Council members were inundated with calls and e-mails lobbying them to approve the measure, “probably the most e-mails I’ve ever gotten in an hour,” Mayor William D. Euille (D) said.
Tourists are expected to be prime customers, but local residents out for a quick errand or commute also are targets.
“We have a higher share of bike ridership for commuting to work than Arlington has,” council member Rob Krupicka (D) said last month when the idea was raised to the council. “The Eisenhower Valley to the east, and West End is where this pent-up demand for non-car transportation is.”
When the network was launched in Washington and Arlington 11 months ago, with 1,100 bikes at 110 stations, officials expected 6,000 people to buy the $75 annual membership within the first year. Instead, that benchmark was reached in six months, then doubled when the network offered a half-price promotion. Capital Bikeshare now claims 70,000 daily and weekly memberships (costing $5 or $15, respectively) and 15,000 annual memberships, generating 1 million rides.
Alexandria expects similar success. Between 40,000 and 50,000 bike trips are expected in the first year, which officials think will eliminate hundreds or thousands of single-occupancy car trips.
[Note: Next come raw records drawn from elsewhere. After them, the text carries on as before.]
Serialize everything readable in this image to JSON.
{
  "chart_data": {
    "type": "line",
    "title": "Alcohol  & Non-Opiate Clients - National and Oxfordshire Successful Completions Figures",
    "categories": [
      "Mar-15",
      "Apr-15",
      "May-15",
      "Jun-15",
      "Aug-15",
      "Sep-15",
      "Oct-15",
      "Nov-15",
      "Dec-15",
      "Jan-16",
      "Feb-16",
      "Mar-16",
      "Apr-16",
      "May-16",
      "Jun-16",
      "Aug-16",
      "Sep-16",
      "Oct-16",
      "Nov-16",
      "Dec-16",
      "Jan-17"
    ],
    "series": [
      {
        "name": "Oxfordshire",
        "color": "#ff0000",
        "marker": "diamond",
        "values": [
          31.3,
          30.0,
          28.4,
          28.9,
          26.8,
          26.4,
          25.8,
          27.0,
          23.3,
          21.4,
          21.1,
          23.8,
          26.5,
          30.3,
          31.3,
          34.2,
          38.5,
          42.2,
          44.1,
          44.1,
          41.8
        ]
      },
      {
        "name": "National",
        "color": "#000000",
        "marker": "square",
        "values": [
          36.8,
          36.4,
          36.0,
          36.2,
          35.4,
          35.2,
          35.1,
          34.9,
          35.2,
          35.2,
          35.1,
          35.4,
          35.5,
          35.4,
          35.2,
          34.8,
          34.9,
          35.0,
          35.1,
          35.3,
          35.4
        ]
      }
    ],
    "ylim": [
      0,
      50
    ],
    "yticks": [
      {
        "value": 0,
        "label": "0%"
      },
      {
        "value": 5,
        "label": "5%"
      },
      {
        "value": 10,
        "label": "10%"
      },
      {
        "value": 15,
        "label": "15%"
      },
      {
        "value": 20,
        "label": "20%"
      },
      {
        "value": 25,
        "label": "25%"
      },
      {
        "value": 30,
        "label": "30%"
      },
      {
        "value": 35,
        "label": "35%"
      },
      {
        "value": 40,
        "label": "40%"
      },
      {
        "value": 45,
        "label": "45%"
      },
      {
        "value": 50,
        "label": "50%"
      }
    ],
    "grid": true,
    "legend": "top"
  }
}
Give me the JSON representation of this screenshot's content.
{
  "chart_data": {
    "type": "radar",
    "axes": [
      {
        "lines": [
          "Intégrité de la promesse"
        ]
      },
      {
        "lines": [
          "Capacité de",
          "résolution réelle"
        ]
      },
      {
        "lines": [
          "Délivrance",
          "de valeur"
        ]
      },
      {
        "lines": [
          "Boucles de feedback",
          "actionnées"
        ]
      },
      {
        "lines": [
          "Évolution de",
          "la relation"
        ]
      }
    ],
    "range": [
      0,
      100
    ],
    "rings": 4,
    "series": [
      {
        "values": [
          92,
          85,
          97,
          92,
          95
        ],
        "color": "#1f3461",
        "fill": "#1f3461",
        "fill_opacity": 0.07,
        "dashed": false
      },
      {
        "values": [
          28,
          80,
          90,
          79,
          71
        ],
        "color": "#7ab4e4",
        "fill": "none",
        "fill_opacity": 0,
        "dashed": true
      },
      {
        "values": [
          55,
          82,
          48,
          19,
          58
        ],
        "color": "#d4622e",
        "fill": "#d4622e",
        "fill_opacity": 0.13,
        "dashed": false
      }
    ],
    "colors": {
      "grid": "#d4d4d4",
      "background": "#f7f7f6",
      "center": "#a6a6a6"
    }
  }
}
The cost of setting up and operating the network the first year would be covered by $400,000 in federal transportation funds, and revenues from the rental bikes are expected to help defray most of the cost of the program the second year, as has been the case in the District and Arlington. In addition, some Alexandria employers are asking about covering the capital and operating costs of a station in exchange for promotion.
For users, the first 30 minutes of every ride is free, and daily memberships can be purchased at any station, while longer memberships can be bought online or by phone. A rider could pick up a bike in Old Town and travel to downtown Washington, leaving it at any Capital Bikeshare station.
City staff said if the council approves the proposals, they would coordinate with citizens’ groups and other stakeholders to determine where the bike stations would be placed, most likely on city or Washington Metropolitan Transportation Authority property. More than 30 individuals and groups have contacted the council to ask the city to join the network.